Surf shirts are for surfers. Skate shirts are for skaters. Hard Rock Café shirts are for people who like to dine out at the Hard Rock Café and get a boner from staring at Elton John’s old tour boots.
In other words, I decided that, if I was going to wear a t-shirt, then it had to be a shirt that told the truth about my tastes and opinions. Through the eighties and nineties, I made my living primarily as a music journalist. One of the perks of being a music journalist in those days was that record companies would send you piles of promotional t-shirts in the hope that you would write nice things about their mostly hideous bands. My rules were unwavering. If I liked the band, I’d wear their shirt. If I didn’t like the band, I’d use the shirt to clean around the back of the crapper, then chuck it away. On the one hand I saved a few quid on J-cloths. On the other, I’d now be making a fortune flogging those shirts off on eBay. But rules are rules. And, let us not forget, the man without rules is Genghis Khan.
My wardrobe currently houses a grand total of 55 t-shirts. Fifty of these are musically connec ted. The other five designs are in praise of Popeye (every self-respecting man should own one, just one cartoon t-shirt), Tommy Cooper, Phil Silvers as Sgt. Bilko, Louise Brooks and my spaniel Banjo. There’s one other t-shirt I keep under my bed, just for old time’s sake. It’s strictly a D-I-Y effort, made at the height of punk rock. A classic white shirt, it has been defaced with the words “Fuck the police” in permanent black marker and it’s got a piss-poor drawing of a policeman in the top left-hand corner of it. That shirt doesn’t get too many public airings these days. Come to think of it, that shirt didn’t get too many airings back in the day as my dad was a copper and he’d have taken the rough end of a slipper to my harris if he’d seen me wearing it. To my mind, that shirt is far more in the true spirit of punk rock than anything Vivienne Westwood ever knocked up in the days of SEX on the King’s Road.
Back in the 70s, the choice of t-shirts on offer in the back pages of the music press seemed gloriously unlimited. In the days of the internet the choice truly is unlimited. So where to go?
If it’s variety you’re after 8ball are hard to beat, offering a huge range of music, TV, movie and sport shirts though it’s worth bearing in mind that their website is not a stock list so some items take up to 28 days for delivery.
DJtees is quick and reliable, one of the most eclectic online selections, with everything from Kim Wilde to Captain Beefheart, Kenneth Williams to Sandy Denny up for grabs.
One of my recent finds is Bathroom Wall who specialize in extremely cool bar-room style blues shirts (Leadbelly, Little Walter, Robert Johnson).

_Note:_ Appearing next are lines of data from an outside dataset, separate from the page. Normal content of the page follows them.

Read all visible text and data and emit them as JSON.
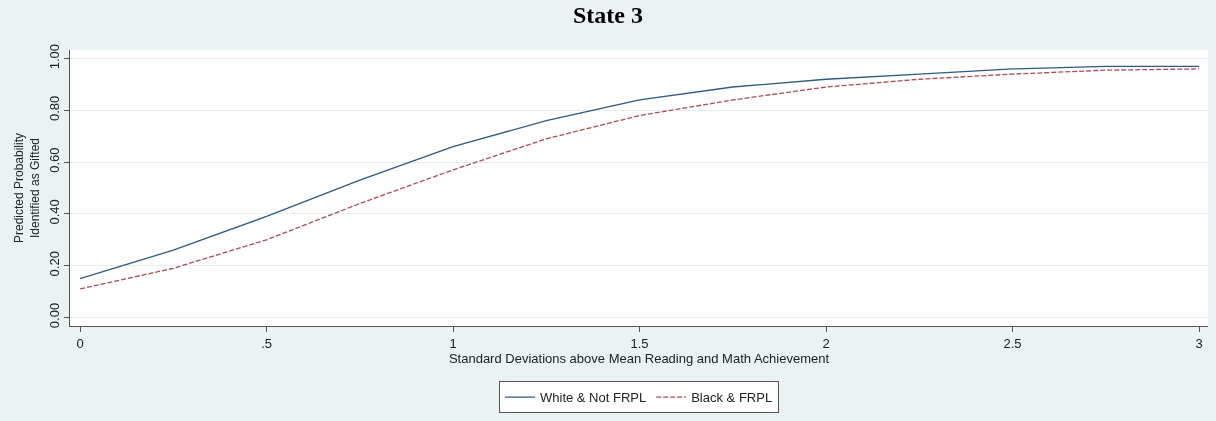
{
  "chart_data": {
    "type": "line",
    "title": "State 3",
    "xlabel": "Standard Deviations above Mean Reading and Math Achievement",
    "ylabel": "Predicted Probability\nIdentified as Gifted",
    "x": [
      0,
      0.25,
      0.5,
      0.75,
      1,
      1.25,
      1.5,
      1.75,
      2,
      2.25,
      2.5,
      2.75,
      3
    ],
    "series": [
      {
        "name": "White & Not FRPL",
        "color": "#2e5a80",
        "line_style": "solid",
        "values": [
          0.15,
          0.26,
          0.39,
          0.53,
          0.66,
          0.76,
          0.84,
          0.89,
          0.92,
          0.94,
          0.96,
          0.97,
          0.97
        ]
      },
      {
        "name": "Black & FRPL",
        "color": "#a84c58",
        "line_style": "dashed",
        "values": [
          0.11,
          0.19,
          0.3,
          0.44,
          0.57,
          0.69,
          0.78,
          0.84,
          0.89,
          0.92,
          0.94,
          0.955,
          0.96
        ]
      }
    ],
    "xlim": [
      -0.027,
      3.024
    ],
    "xticks": [
      0,
      {
        "value": 0.5,
        "label": ".5"
      },
      1,
      1.5,
      2,
      2.5,
      3
    ],
    "ylim": [
      -0.033,
      1.033
    ],
    "yticks": [
      {
        "value": 0,
        "label": "0.00"
      },
      {
        "value": 0.2,
        "label": "0.20"
      },
      {
        "value": 0.4,
        "label": "0.40"
      },
      {
        "value": 0.6,
        "label": "0.60"
      },
      {
        "value": 0.8,
        "label": "0.80"
      },
      {
        "value": 1,
        "label": "1.00"
      }
    ],
    "grid": "y",
    "legend": "bottom",
    "marker": "none"
  }
}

They also offer a quirkily nostalgic Bands-Before-They-Were-Famous section that includes Stiff Kittens (later Joy Division), Bazooka Joe (Adam Ant) and the charmingly-named Bastard (Motorhead).

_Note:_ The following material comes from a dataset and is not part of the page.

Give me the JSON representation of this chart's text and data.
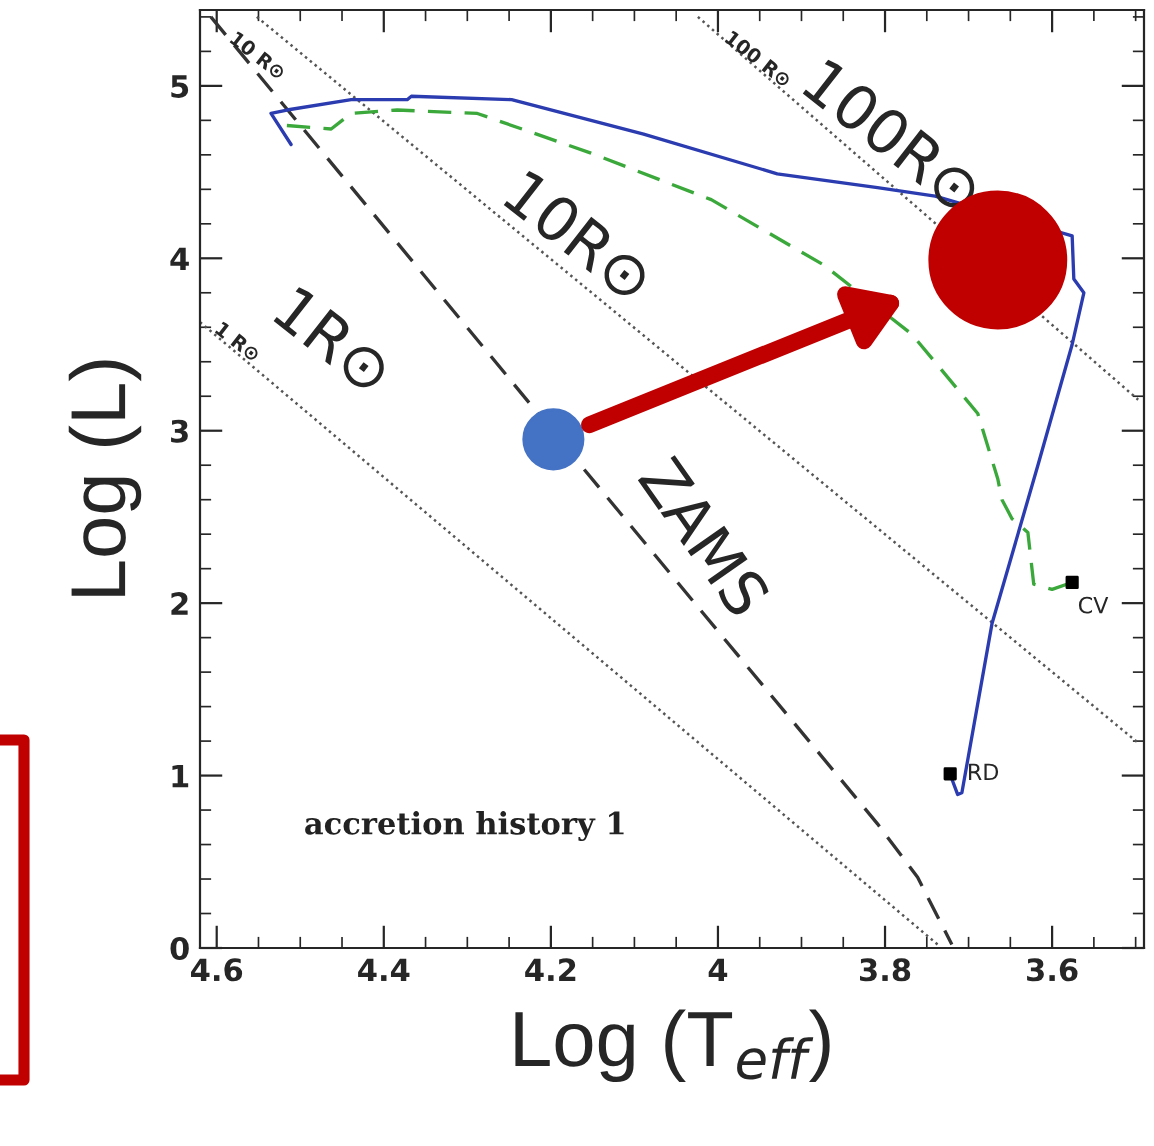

One of the most alluring sites out there is KGB Clothing, superb designs and plenty to choose from in sections varying from hip hop, drugs, football and retro chic.

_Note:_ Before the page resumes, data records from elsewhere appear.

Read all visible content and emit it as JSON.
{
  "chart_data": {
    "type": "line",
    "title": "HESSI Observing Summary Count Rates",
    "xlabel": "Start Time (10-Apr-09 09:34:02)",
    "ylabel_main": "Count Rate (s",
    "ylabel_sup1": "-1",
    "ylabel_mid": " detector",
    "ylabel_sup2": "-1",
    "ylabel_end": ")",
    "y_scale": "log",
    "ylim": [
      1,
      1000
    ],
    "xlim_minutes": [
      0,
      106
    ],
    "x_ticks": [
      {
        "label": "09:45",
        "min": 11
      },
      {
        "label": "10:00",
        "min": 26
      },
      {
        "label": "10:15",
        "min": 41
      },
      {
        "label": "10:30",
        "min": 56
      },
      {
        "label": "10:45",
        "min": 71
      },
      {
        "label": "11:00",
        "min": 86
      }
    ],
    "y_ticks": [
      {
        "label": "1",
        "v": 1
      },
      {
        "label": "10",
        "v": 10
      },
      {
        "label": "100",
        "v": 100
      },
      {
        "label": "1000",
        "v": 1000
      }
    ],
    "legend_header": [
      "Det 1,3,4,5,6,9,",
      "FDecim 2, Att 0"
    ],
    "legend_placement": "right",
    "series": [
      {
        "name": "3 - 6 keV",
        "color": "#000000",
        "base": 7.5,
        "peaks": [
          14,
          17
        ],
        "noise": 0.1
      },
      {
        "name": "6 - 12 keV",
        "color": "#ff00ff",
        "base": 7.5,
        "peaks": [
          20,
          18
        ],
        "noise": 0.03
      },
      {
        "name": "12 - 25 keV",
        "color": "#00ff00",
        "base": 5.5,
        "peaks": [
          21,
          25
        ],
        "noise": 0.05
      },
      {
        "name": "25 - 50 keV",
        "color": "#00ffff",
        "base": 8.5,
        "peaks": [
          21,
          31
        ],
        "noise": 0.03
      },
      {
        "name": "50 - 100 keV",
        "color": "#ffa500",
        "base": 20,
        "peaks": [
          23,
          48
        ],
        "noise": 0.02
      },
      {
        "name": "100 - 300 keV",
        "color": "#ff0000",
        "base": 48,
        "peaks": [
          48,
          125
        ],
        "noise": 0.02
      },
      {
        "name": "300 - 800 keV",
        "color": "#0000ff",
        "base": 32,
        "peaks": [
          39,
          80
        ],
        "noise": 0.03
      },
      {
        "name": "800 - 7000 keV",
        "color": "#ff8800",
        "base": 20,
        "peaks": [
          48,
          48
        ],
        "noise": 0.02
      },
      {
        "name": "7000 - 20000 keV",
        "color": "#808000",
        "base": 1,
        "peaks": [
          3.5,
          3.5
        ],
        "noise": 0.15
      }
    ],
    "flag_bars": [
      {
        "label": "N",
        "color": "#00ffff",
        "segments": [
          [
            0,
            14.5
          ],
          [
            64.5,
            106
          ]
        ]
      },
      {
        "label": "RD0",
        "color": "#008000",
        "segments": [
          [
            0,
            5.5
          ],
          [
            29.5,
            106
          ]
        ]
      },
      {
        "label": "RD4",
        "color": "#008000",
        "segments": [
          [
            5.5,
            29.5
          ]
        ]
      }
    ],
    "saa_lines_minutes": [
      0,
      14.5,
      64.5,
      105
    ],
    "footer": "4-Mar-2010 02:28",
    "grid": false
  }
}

London-based Soul Tees is my current favourite. They don’t offer a huge stock (120 designs currently on offer) but you’re unlikely to find a cooler range of soul, Northern Soul, funk, reggae, ska, dub, 2-Tone, blue beat, Afro Beat and hip hop clobber. Each and every one is a thing of beauty. If you’re in search of a classic Gilbert O’Sullivan, you’ll be well fucked and far from home. Rules are rules. Class is permanent.